The Index has now fallen to its lowest level since August this year
when respondents were concerned that the Reserve Bank was
preparing to raise interest rates while global financial markets
had taken a tumble.
On face value it should be a surprise that the Index has not risen
following a second rate cut from the Reserve Bank (which was
eventually passed on in full by the major banks to mortgage
borrowers). However the history of previous easing cycles shows
that rate cuts do not guarantee an improvement in sentiment.
Since 1994 we have seen 20 rate cuts including last week’s.
On 12 occasions the Index has increased following the rate cut
and on 8 occasions it has fallen. The likely explanation is that
respondents’ concerns over the reasons behind the rate cut may
overwhelm the perceived benefits of the cut itself.
For this survey we also ask respondents questions about those
news items which they most recall and whether these items are
perceived positively or negatively. When interest rates are moving
they typically capture considerable attention. For this survey
news on interest rates was recalled by 31.5% of respondents
whereas economic conditions attracted the attention of 60%;
international conditions 55.6% and Budget and taxation 36.9%.
The news on economic conditions; international conditions and
Budget and taxation was considered the most negative since
2008/09. News on interest rates was the most positive since
that period.
Despite the positive perception of interest rates the confidence of
respondents with a mortgage fell by 9.5%.
Specific news which is likely to have unnerved respondents is
the reported increase in the unemployment rate from 5.2% to
5.3% with a loss of 40,000 full time jobs. Of course, the constant
stream of news on developments in Europe is also likely to have
impacted respondents, while equity markets were volatile.
Four of the five components of the Index fell in December. The
sub-index tracking views on “economic conditions over the next
12 months” was down by 19.4%; while “economic conditions over
the next 5 years” fell by 14.4%; “family finances compared to a
year ago” fell by 8.6% although “expectations for family finances
over the next 12 months” improved by 3%. The sub-index tracking
views on “whether now is a good time to buy a major household
item” fell by 3%.”
Risk aversion increased markedly in this survey. When asked
about “the wisest place for savings” 26.6% of respondents
nominated “pay down debt”. That was an increase from 18.7% in
September. Since we started measuring that component in 1997
there has only been one higher measure, in March 2010. Only
6.6% of respondents nominated equities – the lowest percentage
since 1993; while the 14% nominating real estate was, apart from
2008, the lowest since the survey began in 1974.

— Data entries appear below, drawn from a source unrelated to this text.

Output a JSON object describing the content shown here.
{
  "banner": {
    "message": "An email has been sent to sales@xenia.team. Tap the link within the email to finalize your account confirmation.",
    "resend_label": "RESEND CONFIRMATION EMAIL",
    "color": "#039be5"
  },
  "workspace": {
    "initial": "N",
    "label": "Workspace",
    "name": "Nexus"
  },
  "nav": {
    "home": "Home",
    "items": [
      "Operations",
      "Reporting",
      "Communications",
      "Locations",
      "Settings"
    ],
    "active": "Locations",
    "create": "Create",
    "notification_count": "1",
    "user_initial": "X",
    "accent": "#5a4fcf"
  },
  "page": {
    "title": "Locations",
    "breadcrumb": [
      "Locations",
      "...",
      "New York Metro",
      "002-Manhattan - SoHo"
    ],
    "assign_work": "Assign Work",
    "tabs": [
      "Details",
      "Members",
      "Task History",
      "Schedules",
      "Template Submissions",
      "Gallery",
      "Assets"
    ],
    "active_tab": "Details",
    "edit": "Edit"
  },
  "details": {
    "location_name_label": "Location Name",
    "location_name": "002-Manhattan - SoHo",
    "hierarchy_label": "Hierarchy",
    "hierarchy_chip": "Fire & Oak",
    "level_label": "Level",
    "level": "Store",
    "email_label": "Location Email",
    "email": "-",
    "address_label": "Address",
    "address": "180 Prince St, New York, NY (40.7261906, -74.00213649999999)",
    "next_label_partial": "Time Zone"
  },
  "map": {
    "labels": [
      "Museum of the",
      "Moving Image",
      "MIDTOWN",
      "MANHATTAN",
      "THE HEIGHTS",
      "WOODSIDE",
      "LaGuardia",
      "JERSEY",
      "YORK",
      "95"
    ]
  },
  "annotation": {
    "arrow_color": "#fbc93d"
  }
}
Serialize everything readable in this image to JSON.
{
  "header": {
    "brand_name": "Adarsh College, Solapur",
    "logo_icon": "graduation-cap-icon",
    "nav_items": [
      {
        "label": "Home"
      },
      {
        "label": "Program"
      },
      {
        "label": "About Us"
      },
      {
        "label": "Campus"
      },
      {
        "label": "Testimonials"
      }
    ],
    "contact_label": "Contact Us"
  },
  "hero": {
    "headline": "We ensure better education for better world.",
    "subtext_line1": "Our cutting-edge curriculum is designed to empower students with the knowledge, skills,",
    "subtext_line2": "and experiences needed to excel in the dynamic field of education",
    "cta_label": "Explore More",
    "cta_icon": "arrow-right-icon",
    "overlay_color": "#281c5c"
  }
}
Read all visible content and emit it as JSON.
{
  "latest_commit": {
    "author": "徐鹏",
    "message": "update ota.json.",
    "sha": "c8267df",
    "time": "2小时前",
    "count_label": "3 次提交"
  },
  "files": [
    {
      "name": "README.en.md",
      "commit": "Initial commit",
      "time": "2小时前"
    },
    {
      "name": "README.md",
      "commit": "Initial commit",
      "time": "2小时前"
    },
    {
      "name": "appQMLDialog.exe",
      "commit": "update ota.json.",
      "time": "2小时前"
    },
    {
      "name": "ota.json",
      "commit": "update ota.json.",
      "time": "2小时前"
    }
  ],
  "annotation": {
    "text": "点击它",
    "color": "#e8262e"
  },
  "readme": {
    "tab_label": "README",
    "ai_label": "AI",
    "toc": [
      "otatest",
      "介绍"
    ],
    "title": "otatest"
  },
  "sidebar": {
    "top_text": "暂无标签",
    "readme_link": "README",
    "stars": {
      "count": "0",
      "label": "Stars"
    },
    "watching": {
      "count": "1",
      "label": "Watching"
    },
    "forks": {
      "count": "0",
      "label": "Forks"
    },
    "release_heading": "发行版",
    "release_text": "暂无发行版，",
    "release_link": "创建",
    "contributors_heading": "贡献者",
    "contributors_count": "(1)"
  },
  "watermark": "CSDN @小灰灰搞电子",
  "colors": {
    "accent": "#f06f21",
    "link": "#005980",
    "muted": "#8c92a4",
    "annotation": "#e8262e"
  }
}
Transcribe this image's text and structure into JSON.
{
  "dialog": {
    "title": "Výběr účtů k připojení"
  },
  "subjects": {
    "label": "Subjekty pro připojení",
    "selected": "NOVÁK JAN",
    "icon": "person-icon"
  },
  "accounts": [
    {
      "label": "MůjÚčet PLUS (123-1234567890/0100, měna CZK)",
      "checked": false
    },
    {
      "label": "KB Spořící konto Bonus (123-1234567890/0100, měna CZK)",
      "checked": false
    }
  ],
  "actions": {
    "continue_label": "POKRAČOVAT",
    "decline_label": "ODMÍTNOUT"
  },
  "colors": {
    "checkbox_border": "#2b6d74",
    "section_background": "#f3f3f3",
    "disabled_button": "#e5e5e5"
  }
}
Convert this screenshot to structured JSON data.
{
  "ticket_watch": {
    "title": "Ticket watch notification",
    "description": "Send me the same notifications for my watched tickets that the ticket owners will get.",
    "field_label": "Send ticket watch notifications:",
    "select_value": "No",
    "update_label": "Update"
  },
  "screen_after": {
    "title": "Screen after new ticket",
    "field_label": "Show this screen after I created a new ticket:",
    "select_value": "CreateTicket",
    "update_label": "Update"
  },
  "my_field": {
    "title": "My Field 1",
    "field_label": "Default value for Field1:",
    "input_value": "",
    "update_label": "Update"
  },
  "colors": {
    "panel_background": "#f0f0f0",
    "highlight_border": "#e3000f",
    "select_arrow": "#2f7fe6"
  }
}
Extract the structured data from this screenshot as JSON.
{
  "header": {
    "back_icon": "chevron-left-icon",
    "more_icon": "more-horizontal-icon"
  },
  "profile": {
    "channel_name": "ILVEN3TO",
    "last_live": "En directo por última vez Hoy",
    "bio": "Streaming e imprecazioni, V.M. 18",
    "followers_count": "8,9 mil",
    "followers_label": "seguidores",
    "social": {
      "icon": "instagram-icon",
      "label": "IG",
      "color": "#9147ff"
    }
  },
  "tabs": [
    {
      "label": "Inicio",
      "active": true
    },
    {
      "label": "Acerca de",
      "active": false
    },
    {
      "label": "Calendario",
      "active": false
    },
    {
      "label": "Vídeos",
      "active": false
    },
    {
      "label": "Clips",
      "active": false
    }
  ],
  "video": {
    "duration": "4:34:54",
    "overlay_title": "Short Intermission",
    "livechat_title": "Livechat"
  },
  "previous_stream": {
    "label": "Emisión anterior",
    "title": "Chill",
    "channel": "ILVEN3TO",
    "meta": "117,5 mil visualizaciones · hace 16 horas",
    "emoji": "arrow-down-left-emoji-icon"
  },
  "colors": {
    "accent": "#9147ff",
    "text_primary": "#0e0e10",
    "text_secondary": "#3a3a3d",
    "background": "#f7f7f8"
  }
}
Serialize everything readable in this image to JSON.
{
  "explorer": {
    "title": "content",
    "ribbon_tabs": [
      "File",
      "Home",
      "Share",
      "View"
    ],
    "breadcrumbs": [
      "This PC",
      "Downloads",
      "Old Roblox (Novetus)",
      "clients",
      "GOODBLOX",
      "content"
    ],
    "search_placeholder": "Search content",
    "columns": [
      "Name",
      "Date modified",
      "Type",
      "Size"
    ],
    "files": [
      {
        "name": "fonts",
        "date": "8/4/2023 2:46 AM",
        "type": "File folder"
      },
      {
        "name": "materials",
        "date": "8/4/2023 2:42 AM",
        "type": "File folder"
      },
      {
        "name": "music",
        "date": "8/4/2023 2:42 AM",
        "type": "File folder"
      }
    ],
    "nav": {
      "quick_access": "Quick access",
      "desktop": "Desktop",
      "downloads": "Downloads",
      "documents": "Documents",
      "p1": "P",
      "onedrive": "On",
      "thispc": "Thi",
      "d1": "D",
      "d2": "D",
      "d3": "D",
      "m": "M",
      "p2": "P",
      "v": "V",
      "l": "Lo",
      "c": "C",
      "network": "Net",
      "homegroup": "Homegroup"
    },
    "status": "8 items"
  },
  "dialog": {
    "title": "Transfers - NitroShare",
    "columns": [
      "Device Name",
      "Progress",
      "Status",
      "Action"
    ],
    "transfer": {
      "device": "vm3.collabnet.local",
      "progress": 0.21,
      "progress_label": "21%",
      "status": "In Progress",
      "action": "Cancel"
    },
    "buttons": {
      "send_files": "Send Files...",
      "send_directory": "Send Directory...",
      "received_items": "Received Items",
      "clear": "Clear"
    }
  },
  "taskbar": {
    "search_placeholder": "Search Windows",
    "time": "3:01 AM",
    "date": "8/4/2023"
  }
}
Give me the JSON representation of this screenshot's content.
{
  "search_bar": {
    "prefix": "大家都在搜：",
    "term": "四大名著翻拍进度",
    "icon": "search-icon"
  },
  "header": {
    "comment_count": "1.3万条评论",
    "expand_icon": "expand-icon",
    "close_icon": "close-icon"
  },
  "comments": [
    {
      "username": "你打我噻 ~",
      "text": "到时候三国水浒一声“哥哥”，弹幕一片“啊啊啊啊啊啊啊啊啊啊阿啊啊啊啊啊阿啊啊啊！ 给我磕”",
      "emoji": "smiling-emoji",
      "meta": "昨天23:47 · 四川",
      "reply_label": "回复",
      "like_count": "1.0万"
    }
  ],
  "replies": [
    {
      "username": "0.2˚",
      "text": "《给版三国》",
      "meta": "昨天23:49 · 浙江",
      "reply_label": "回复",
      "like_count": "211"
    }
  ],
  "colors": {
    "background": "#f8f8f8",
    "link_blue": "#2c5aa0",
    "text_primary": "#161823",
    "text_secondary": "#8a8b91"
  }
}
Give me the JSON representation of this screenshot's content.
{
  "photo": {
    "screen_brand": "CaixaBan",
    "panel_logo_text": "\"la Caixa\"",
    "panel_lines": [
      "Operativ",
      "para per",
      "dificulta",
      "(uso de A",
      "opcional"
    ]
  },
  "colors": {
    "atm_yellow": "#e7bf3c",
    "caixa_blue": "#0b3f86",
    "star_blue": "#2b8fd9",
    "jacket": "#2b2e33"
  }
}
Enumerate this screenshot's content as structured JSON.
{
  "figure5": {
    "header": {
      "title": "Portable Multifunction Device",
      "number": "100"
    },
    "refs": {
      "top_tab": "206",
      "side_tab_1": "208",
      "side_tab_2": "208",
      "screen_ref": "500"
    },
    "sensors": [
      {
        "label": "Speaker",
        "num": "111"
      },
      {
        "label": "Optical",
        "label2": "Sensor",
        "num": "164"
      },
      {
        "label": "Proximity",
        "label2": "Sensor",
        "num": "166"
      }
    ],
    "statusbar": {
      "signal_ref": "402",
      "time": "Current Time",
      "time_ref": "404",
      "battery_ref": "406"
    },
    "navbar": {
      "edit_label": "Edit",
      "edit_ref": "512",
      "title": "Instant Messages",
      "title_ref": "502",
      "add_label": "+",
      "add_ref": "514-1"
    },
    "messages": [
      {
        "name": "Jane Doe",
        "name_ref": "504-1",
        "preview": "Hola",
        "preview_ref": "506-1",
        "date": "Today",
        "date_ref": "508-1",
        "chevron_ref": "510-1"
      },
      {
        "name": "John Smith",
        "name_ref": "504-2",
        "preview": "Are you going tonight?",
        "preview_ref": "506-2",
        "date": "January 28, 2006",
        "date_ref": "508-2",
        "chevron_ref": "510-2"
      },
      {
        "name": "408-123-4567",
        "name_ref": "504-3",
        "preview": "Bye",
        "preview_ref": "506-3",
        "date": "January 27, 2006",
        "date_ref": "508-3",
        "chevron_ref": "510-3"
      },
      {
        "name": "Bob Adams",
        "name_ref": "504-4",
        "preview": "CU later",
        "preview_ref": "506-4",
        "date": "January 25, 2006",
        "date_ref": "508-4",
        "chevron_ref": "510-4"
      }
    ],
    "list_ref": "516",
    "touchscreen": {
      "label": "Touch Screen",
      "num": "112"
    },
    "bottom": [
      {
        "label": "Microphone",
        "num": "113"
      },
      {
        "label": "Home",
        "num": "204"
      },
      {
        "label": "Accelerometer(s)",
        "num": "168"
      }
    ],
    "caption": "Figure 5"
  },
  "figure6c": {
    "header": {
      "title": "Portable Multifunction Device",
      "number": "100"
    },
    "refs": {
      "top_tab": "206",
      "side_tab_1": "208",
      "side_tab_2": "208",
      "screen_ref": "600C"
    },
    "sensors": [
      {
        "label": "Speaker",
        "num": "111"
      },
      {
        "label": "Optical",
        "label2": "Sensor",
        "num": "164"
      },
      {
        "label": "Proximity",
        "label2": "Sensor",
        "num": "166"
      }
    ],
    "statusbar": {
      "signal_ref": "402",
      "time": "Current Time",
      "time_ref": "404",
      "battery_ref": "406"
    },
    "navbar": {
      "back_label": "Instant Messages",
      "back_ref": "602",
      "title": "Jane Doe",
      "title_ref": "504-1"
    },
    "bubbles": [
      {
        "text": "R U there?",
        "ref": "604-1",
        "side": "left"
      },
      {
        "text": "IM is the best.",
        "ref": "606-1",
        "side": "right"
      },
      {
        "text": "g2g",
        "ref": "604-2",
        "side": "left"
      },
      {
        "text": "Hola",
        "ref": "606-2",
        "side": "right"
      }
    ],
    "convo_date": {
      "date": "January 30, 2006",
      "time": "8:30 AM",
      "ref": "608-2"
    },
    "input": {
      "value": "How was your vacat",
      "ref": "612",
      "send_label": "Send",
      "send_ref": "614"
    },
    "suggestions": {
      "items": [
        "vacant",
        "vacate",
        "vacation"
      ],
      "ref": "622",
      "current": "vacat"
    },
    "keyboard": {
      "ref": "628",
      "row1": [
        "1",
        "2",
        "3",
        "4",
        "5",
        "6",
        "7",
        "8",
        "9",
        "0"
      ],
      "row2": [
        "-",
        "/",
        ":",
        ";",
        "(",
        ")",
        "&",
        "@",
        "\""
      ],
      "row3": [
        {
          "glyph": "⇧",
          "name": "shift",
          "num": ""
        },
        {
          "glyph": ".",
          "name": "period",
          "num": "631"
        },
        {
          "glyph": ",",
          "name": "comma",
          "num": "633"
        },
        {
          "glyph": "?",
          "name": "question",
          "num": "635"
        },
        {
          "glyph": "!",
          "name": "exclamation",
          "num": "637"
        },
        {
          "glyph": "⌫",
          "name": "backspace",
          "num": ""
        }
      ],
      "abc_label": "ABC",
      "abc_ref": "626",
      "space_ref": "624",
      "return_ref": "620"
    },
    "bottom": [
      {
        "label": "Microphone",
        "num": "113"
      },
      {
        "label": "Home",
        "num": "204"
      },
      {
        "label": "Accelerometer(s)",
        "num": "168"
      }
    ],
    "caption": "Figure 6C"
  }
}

Attitudes towards purchasing housing and motor vehicles also fell
modestly. The index tracking views on “time to buy a house” was
down by 1.9% while the index tracking views on “time to buy a
Car” was down by 1%.
The Reserve Bank Board next meets on February 7. After having
cut rates in both November and December the decision to move
will become progressively more difficult. However it is our view
that rates are still slightly above neutral giving plenty of scope
for more cuts. This read on Consumer Sentiment will be noticed
by the Bank although it will also observe the resilience of overall
consumer spending as measured by the national accounts
despite generally poor prints for Consumer Sentiment in the
second half of 2011.
For us a very important signal from this survey is the heightened
level of risk aversion. So far that high level of risk aversion and
associated rise in the savings rate has not unduly constrained
consumer spending due to strong labour income growth. Evidence
from a weakening labour market is pointing to a slowdown in
income growth which is likely to be associated with a softening of
spending if savings rates do indeed remain high. That dynamic will
have to feed into the Bank’s growth outlook although as indicated
by our “news heard” indexes respondents’ and the Bank’s own
perceptions of overseas economic developments will continue to
be a key driver of interest rate policy.
We continue to expect that the Board will decide to further cut
rates at its upcoming meeting on February 7.